Well, dear readers, all I see right now are commas, periods, semi-colons, hyphens, em dashes and the like, because I am in the throes of going over the first galley of Murder At The Grove. I’m not finding all that much, but it requires careful reading of every line, looking for mistakes, bad breaks at the ends of lines, and widows and/or orphans. One’s eyes do start playing tricks after a while, so you can only do so many pages at one time. I must say that it does make the day go by swiftly when one is in the throes of galley proofing. Of course, if one finds too many mistakes then one wants to be in the throes of throwing the galley against the nearest wall. What the HELL am I talking about? Oh, yes, the throes. Speaking of the throes, I had a day yesterday. I got a good night’s sleep, got up, answered e-mails, packaged packages, did errands and then had a lovelier than lovely luncheon with Mr. Patrick Cassidy, made even lovelier by seeing the beautiful Miss Karen Morrow and HER lunch companion, the equally beautiful Billy Barnes. Topics were discussed and it was a very nice way to spend two hours. After lunch, I shipped the packages, did a few more errands, printed out a new galley, came home, and began proofing. I did forget to make one important call, which I’ll do first thing this morning. I proofed (or re-proofed) the first 100 pages of the book. After all that, I was really ready to sit on my couch like so much fish, which I did.

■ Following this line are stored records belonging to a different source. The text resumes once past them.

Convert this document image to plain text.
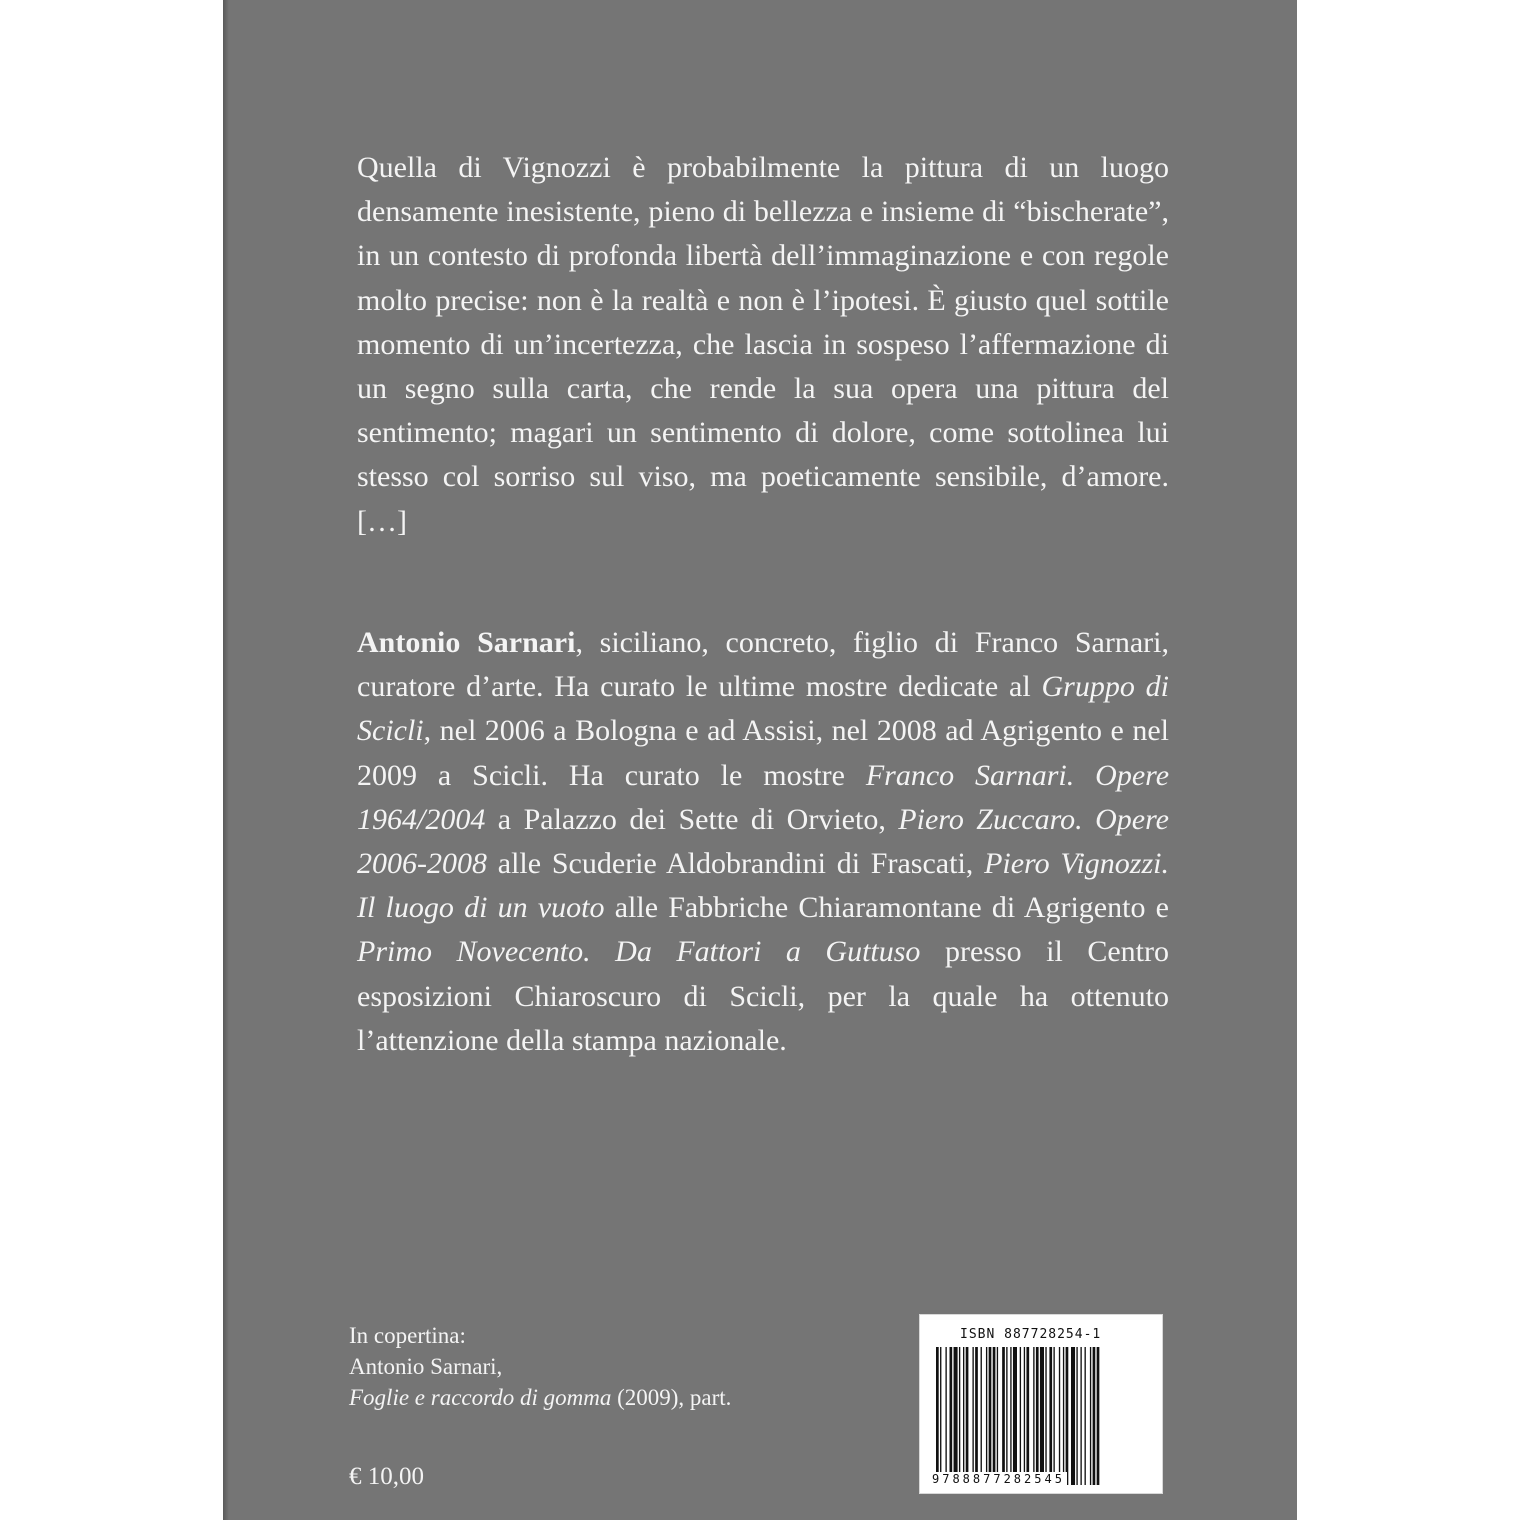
Quella di Vignozzi è probabilmente la pittura di un luogo densamente inesistente, pieno di bellezza e insieme di “bischerate”, in un contesto di profonda libertà dell’immaginazione e con regole molto precise: non è la realtà e non è l’ipotesi. È giusto quel sottile momento di un’incertezza, che lascia in sospeso l’affermazione di un segno sulla carta, che rende la sua opera una pittura del sentimento; magari un sentimento di dolore, come sottolinea lui stesso col sorriso sul viso, ma poeticamente sensibile, d’amore. […]

Antonio Sarnari, siciliano, concreto, figlio di Franco Sarnari, curatore d’arte. Ha curato le ultime mostre dedicate al Gruppo di Scicli, nel 2006 a Bologna e ad Assisi, nel 2008 ad Agrigento e nel 2009 a Scicli. Ha curato le mostre Franco Sarnari. Opere 1964/2004 a Palazzo dei Sette di Orvieto, Piero Zuccaro. Opere 2006-2008 alle Scuderie Aldobrandini di Frascati, Piero Vignozzi. Il luogo di un vuoto alle Fabbriche Chiaramontane di Agrigento e Primo Novecento. Da Fattori a Guttuso presso il Centro esposizioni Chiaroscuro di Scicli, per la quale ha ottenuto l’attenzione della stampa nazionale.

In copertina:
Antonio Sarnari,
Foglie e raccordo di gomma (2009), part.
€ 10,00
ISBN 887728254-1
9788877282545
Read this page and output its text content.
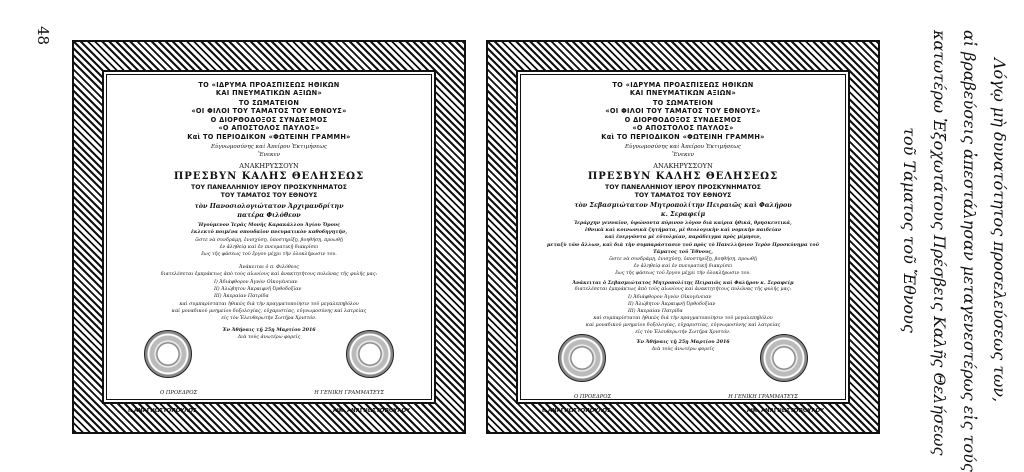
48
ΤΟ «ΙΔΡΥΜΑ ΠΡΟΑΣΠΙΣΕΩΣ ΗΘΙΚΩΝ
ΚΑΙ ΠΝΕΥΜΑΤΙΚΩΝ ΑΞΙΩΝ»
ΤΟ ΣΩΜΑΤΕΙΟΝ
«ΟΙ ΦΙΛΟΙ ΤΟΥ ΤΑΜΑΤΟΣ ΤΟΥ ΕΘΝΟΥΣ»
Ο ΔΙΟΡΘΟΔΟΞΟΣ ΣΥΝΔΕΣΜΟΣ
«Ο ΑΠΟΣΤΟΛΟΣ ΠΑΥΛΟΣ»
Καὶ ΤΟ ΠΕΡΙΟΔΙΚΟΝ «ΦΩΤΕΙΝΗ ΓΡΑΜΜΗ»
Εὐγνωμοσύνης καὶ Ἀπείρου Ἐκτιμήσεως
Ἕνεκεν
ΑΝΑΚΗΡΥΣΣΟΥΝ
ΠΡΕΣΒΥΝ ΚΑΛΗΣ ΘΕΛΗΣΕΩΣ
ΤΟΥ ΠΑΝΕΛΛΗΝΙΟΥ ΙΕΡΟΥ ΠΡΟΣΚΥΝΗΜΑΤΟΣ
ΤΟΥ ΤΑΜΑΤΟΣ ΤΟΥ ΕΘΝΟΥΣ
τὸν Πανοσιολογιώτατον Ἀρχιμανδρίτην
πατέρα Φιλόθεον
Ἡγούμενον Ἱερᾶς Μονῆς Καρακάλλου Ἁγίου Ὄρους
ἐκλεκτὸ ποιμένα σπουδαῖον πνευματικὸν καθοδηγητήν,
ὥστε νὰ συνδράμῃ, ἐνισχύσῃ, ὑποστηρίξῃ, βοηθήσῃ, προωθῇ
ἐν ἀληθείᾳ καὶ ἐν πνευματικῇ διακρίσει
ἕως τῆς φάσεως τοῦ ἔργου μέχρι τὴν ὁλοκλήρωσιν του.
Ἀνάκειται ὁ π. Φιλόθεος
διατελέσεται ἐμπράκτως ἀπὸ τοὺς αἰωνίους καὶ ἀνακτητήτους πυλῶνας τῆς φυλῆς μας:
Ι) Ἀδιάφθορον Ἀγνὸν Οἰκογένειαν
ΙΙ) Ἀλώβητον Ἀκραιφνῆ Ὀρθοδοξίαν
ΙΙΙ) Ἀκεραίαν Πατρίδα
καὶ συμπαρίσταται ἠθικῶς διὰ τὴν πραγματοποίησιν τοῦ μεγαλεπηβόλου
καὶ μοναδικοῦ μνημείου δοξολογίας, εὐχαριστίας, εὐγνωμοσύνης καὶ λατρείας
εἰς τὸν Ἐλευθερωτὴν Σωτῆρα Χριστόν.
Ἐν Ἀθήναις τῇ 25ῃ Μαρτίου 2016
Διὰ τοὺς ἀνωτέρω φορεῖς
Ο ΠΡΟΕΔΡΟΣ	Η ΓΕΝΙΚΗ ΓΡΑΜΜΑΤΕΥΣ
Ι. ΑΝΑΓΝΩΣΤΟΠΟΥΛΟΣ	ΑΙΚ. ΑΝΑΓΝΩΣΤΟΠΟΥΛΟΥ
ΤΟ «ΙΔΡΥΜΑ ΠΡΟΑΣΠΙΣΕΩΣ ΗΘΙΚΩΝ
ΚΑΙ ΠΝΕΥΜΑΤΙΚΩΝ ΑΞΙΩΝ»
ΤΟ ΣΩΜΑΤΕΙΟΝ
«ΟΙ ΦΙΛΟΙ ΤΟΥ ΤΑΜΑΤΟΣ ΤΟΥ ΕΘΝΟΥΣ»
Ο ΔΙΟΡΘΟΔΟΞΟΣ ΣΥΝΔΕΣΜΟΣ
«Ο ΑΠΟΣΤΟΛΟΣ ΠΑΥΛΟΣ»
Καὶ ΤΟ ΠΕΡΙΟΔΙΚΟΝ «ΦΩΤΕΙΝΗ ΓΡΑΜΜΗ»
Εὐγνωμοσύνης καὶ Ἀπείρου Ἐκτιμήσεως
Ἕνεκεν
ΑΝΑΚΗΡΥΣΣΟΥΝ
ΠΡΕΣΒΥΝ ΚΑΛΗΣ ΘΕΛΗΣΕΩΣ
ΤΟΥ ΠΑΝΕΛΛΗΝΙΟΥ ΙΕΡΟΥ ΠΡΟΣΚΥΝΗΜΑΤΟΣ
ΤΟΥ ΤΑΜΑΤΟΣ ΤΟΥ ΕΘΝΟΥΣ
τὸν Σεβασμιώτατον Μητροπολίτην Πειραιῶς καὶ Φαλήρου
κ. Σεραφείμ
Ἱεράρχην γενναῖον, ὑψώνοντα πύρινον λόγον διὰ καίρια ἠθικά, θρησκευτικά,
ἐθνικὰ καὶ κοινωνικὰ ζητήματα, μὲ θεολογικὴν καὶ νομικὴν παιδείαν
καὶ ἐνεργῶντα μὲ εὐτολμίαν, παράδειγμα πρὸς μίμησιν,
μεταξὺ τῶν ἄλλων, καὶ διὰ τὴν συμπαράστασιν τοῦ πρὸς τὸ Πανελλήνιον Ἱερὸν Προσκύνημα τοῦ Τάματος τοῦ Ἔθνους,
ὥστε νὰ συνδράμῃ, ἐνισχύσῃ, ὑποστηρίξῃ, βοηθήσῃ, προωθῇ
ἐν ἀληθείᾳ καὶ ἐν πνευματικῇ διακρίσει
ἕως τῆς φάσεως τοῦ ἔργου μέχρι τὴν ὁλοκλήρωσιν του.
Ἀνάκειται ὁ Σεβασμιώτατος Μητροπολίτης Πειραιῶς καὶ Φαλήρου κ. Σεραφείμ
διατελέσεται ἐμπράκτως ἀπὸ τοὺς αἰωνίους καὶ ἀνακτητήτους πυλῶνας τῆς φυλῆς μας:
Ι) Ἀδιάφθορον Ἀγνὸν Οἰκογένειαν
ΙΙ) Ἀλώβητον Ἀκραιφνῆ Ὀρθοδοξίαν
ΙΙΙ) Ἀκεραίαν Πατρίδα
καὶ συμπαρίσταται ἠθικῶς διὰ τὴν πραγματοποίησιν τοῦ μεγαλεπηβόλου
καὶ μοναδικοῦ μνημείου δοξολογίας, εὐχαριστίας, εὐγνωμοσύνης καὶ λατρείας
εἰς τὸν Ἐλευθερωτὴν Σωτῆρα Χριστόν.
Ἐν Ἀθήναις τῇ 25ῃ Μαρτίου 2016
Διὰ τοὺς ἀνωτέρω φορεῖς
Ο ΠΡΟΕΔΡΟΣ	Η ΓΕΝΙΚΗ ΓΡΑΜΜΑΤΕΥΣ
Ι. ΑΝΑΓΝΩΣΤΟΠΟΥΛΟΣ	ΑΙΚ. ΑΝΑΓΝΩΣΤΟΠΟΥΛΟΥ
Λόγῳ μὴ δυνατότητος προσελεύσεως των,
αἱ βραβεύσεις ἀπεστάλησαν μεταγενεστέρως εἰς τούς
κατωτέρω Ἐξοχωτάτους Πρέσβεις Καλῆς Θελήσεως
τοῦ Τάματος τοῦ Ἔθνους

Last night, I watched a motion picture I’d TIVOd entitled The Kremlin Letter, a film of John Huston, starring Mr. Patrick O’Neal, Mr. John Huston, Mr. Orson Welles, Mr. Nigel Green, Miss Barbara Parkins, Miss Bibi Andersson, Mr. Max von Sydow, Mr. George Sanders, and many others. I’d never seen it before – it was actually slated for DVD release and cancelled at the last minute, never to be mentioned again. I must say, I found it difficult going – I never quite knew what the HELL was going on or who was doing what to whom, but the actors were all good, and Mr. Huston directed it well. And it was fun to see Mr. George Sanders in drag – well, fun and frightening, all at the same time. The film had a surprising amount of kinkiness and viciousness. I also watched another episode of The Mod Squad, this one guest-starring Miss Ida Lupino, who I love. Also guest-starring was a very young Daniel Travanti (here billed as Dan Travanti). I do love the music for the show, by Billy May and Earle Hagen. I do hope Paramount keeps releasing these, although it would be ever so much nicer if they could just do the entire season in one box, instead of splitting it into two releases. I will also reiterate how gorgeous the transfers are.
Well, why don’t we all click on the Unseemly Button because I’m in the throes of finishing this section and frankly I’m looking forward to the next section, for reasons I know not.
Today, I will be packaging and shipping, I will be proofing, I will be doing a walk-through at the Wilshire Ebell Theater and then I shall be having a rehearsal with the gals who are doing the benefit, which I’m very much looking forward to.
Tomorrow, I have no idea what’s going on – I think something is going on but I just can’t remember what. It could be a trying day – I’ll just have to wait and see. I know people who are going to all three of the Brain performances this weekend, so I’m not sure which I’ll attend. Alet will be there on Saturday night, the Wechter clan for the Sunday matinee, and I think a couple of people from the LACC cast are going tomorrow night.
Well, dear readers, I must take the day, I must do the things I do, I must, for example, ship packages, proof, do a walk-through, rehearse, and sit on my couch like so much fish. Today’s topic of discussion: What are your favorite espionage movies – it’s an incredibly popular genre, from James Bond to Foreign Correspondent to Ministry of Fear, the latter two being two of my favorites, to The Spy Who Came In From The Cold, The Ipcress File, and hundreds of others. Let’s have loads of lovely postings, shall we, whilst I continue to be in the throes of galley proofing.